El placer revelado (últimos días para leer)

13

Todavía sentada en aquel sillón, Mariana con la mirada en el borde manchado de la tasa, tuvo la sensación de hacerse transparente, invisible, sin colores, de no estar más allí en esa habitación con él. Entonces fue momento de tener el cielo por encima de la cabeza: tomó su cartera, caminó hasta la puerta de entrada, buscó las llaves que colgaban de la cerradura y se detuvo antes de salir; cerró los ojos, un segundo, para no pensar más, y luego abrió la puerta. Al salir a la calle, levantó la mirada para ver el azul profundo en el cielo de la tarde. Unas pocas nubes como de nieve se deshilachaban a lo lejos.

Ella prefirió no darse vuelta y esperar de espaldas, bajo el alero de tejas, los pasos del hombre que se demoraban dentro de la casa; por un momento deseó que él no la siguiera, que se quedara allí, invisible y sin colores también, y que la dejara sola, aún más sola. Cuando se ponía así, a ella se le daba por pensar en aviones, no sabía por qué, pero pensaba en el aluminio brillante y solitario de las alas impactadas por los rayos solares en las alturas desoladas de los cielos.  
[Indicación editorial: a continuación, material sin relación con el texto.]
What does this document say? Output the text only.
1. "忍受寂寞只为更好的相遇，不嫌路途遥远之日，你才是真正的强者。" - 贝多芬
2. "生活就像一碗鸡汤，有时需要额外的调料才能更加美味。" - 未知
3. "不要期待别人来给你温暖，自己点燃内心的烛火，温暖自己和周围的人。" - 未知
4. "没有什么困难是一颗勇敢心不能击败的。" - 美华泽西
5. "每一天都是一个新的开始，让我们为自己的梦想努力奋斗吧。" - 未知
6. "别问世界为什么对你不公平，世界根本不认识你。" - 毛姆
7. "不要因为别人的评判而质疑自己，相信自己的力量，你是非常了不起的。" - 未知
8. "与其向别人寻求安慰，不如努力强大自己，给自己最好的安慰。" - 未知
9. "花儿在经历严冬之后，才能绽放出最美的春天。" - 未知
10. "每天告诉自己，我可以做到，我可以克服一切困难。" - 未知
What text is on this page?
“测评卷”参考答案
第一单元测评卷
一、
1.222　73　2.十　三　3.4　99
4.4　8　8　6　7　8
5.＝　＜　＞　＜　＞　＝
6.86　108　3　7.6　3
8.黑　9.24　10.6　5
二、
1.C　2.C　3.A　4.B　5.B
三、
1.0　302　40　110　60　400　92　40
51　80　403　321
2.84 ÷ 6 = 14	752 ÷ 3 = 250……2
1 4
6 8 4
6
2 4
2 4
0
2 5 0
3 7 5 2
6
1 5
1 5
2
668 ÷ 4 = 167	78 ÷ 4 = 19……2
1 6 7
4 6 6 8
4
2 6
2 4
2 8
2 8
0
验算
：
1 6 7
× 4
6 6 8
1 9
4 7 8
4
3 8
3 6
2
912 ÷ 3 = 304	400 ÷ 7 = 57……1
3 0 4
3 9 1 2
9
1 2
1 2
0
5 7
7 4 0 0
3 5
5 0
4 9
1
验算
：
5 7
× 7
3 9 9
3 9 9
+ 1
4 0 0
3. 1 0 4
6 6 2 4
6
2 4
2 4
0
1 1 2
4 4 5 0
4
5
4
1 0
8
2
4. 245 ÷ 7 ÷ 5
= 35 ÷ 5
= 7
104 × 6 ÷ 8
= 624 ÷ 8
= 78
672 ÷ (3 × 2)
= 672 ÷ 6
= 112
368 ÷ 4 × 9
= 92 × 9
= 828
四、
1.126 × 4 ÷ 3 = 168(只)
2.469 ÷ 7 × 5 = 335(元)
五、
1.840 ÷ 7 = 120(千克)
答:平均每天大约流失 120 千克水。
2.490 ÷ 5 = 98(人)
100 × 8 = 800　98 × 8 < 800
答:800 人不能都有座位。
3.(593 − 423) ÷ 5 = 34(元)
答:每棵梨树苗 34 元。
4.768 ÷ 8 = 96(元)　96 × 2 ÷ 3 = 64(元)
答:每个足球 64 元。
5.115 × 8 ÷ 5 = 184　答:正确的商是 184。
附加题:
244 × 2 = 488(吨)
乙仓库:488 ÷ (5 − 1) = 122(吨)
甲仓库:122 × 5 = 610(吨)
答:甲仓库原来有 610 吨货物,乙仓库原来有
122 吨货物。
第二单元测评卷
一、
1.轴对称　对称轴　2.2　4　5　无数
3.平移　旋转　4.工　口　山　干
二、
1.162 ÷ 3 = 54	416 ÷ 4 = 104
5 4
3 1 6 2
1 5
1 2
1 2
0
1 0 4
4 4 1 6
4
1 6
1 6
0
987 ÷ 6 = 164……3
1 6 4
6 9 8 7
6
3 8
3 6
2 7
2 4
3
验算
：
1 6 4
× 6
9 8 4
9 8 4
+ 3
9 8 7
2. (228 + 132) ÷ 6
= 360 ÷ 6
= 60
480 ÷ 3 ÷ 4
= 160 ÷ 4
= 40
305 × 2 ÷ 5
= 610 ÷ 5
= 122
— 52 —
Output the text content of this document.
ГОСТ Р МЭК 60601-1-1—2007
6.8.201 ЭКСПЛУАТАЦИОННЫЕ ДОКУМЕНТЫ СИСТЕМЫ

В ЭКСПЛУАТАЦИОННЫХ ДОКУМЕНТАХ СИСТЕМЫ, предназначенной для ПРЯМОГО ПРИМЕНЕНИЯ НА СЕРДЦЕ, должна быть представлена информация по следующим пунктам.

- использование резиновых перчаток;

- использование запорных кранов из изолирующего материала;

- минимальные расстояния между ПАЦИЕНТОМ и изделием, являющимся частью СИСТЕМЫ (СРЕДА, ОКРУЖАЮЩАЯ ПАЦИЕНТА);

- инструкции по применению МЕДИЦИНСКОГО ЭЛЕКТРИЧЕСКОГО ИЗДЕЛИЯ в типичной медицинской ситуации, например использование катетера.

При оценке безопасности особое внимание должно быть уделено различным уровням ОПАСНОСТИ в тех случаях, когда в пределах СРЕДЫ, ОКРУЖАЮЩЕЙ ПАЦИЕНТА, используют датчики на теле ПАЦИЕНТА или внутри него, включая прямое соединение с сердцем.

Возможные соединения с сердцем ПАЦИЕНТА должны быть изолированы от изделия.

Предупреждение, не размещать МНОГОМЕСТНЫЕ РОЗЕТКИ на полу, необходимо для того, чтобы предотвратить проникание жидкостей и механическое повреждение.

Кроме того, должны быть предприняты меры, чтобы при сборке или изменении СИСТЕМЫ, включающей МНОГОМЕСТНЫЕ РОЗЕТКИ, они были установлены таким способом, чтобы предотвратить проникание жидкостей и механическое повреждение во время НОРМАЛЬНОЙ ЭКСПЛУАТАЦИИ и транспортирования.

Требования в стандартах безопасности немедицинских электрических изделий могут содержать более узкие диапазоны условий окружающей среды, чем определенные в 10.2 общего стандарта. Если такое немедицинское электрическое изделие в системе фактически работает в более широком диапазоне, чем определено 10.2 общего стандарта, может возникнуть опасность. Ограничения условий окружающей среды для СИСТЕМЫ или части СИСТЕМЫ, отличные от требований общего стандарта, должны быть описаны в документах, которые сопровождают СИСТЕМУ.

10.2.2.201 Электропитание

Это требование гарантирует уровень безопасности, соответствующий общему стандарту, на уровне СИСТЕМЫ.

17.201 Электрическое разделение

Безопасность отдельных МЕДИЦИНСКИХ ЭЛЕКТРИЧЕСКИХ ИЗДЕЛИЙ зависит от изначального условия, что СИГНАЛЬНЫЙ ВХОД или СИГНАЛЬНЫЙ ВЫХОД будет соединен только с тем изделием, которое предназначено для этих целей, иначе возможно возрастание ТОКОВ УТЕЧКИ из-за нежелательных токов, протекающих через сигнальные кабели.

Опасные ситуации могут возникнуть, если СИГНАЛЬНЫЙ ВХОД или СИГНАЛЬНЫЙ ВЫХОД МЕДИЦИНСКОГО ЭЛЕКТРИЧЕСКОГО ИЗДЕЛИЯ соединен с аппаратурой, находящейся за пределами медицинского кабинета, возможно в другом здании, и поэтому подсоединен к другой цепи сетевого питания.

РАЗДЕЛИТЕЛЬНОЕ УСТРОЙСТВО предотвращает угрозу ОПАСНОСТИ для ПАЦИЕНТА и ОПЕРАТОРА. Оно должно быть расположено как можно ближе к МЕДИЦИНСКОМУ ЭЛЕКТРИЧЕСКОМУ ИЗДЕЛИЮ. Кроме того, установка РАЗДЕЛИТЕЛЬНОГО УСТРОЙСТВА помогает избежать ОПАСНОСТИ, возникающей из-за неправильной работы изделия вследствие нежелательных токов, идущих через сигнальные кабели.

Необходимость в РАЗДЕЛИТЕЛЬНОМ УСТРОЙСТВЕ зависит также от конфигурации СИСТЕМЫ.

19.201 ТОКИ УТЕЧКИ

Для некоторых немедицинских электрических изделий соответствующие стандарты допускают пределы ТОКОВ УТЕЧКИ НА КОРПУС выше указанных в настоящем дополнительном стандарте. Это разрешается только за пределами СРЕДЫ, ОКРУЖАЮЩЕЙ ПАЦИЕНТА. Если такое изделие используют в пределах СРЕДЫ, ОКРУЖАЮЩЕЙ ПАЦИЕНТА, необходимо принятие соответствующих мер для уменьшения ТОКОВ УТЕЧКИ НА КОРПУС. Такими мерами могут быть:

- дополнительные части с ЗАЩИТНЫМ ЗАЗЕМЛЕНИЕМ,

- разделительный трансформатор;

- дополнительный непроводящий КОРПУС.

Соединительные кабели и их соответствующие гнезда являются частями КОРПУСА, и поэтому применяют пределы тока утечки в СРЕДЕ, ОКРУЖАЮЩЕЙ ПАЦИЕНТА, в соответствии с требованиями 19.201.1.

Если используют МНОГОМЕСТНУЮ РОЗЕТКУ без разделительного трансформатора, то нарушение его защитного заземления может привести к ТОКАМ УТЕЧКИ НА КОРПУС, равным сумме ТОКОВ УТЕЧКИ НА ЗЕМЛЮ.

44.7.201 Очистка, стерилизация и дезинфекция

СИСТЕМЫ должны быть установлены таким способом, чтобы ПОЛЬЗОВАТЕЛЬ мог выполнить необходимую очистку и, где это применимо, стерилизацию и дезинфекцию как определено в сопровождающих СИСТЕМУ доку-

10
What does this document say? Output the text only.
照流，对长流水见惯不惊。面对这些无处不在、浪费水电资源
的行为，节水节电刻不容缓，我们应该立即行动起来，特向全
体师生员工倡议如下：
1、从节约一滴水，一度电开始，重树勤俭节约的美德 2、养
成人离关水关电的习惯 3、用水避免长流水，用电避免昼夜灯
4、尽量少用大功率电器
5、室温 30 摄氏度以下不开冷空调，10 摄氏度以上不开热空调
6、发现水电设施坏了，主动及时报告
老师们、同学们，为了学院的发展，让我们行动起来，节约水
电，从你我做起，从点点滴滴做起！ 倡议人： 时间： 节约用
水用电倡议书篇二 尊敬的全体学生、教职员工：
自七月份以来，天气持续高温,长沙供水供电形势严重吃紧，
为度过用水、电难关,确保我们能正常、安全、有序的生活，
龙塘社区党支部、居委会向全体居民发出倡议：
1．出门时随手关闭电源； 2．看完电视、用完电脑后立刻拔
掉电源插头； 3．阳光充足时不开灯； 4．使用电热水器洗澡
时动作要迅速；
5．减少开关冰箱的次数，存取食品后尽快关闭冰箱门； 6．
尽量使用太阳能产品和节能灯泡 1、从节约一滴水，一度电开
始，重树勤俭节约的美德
Se estaba mejor ahí afuera, con todo ese aire nuevo, lleno de nuevos ruidos que apagaban el eco silencioso que la perseguía. Un momento después escuchó que el hombre se acercaba, abría la puerta y salía también a la calle. Lo vio gris, sus zapatos, sus pantalones, su camisa, su campera, el pelo, la piel del rostro. En cierto modo fue un alivio verlo parado junto a ella. Para no mirarlo más, levantó otra vez la mirada, y en la distancia del cielo encontró un punto rojo más cerca del horizonte que de cualquier otro lugar: no era el sol, que a esa hora de la tarde se ponía del otro lado de la calle; era, tan solo y a lo lejos, un círculo rojo detenido en el cielo. Al ver que ella miraba hacia arriba él también levantó la mirada, y los dos vieron durante algunos segundos aquel punto rojo en el cielo. Ninguno de los dos pudo decir qué diablos era esa cosa redonda y colorada, y al final prefirieron no darle mayor importancia. Cerraron la puerta y ella guardo sus llaves en la cartera. Él dijo algo que ella no logró escuchar, porque su mente se había ensombrecido otra vez, y ahora pensaba en planetas, en asteroides y en fuegos artificiales; sin embargo podía adivinar lo que él había dicho, no necesitaba escucharlo, de seguro quería caminar hasta el parque, quedarse ahí un rato, toda la tarde, y con la tarde que se fueran también esas palabras que no se borraban así de fácil de las paredes de su mente, para regresar después a casa, envueltos en una nueva noche, en colores nuevos que apaciguara un poco las cosas. Metieron las manos en los bolsillos y comenzaron a caminar.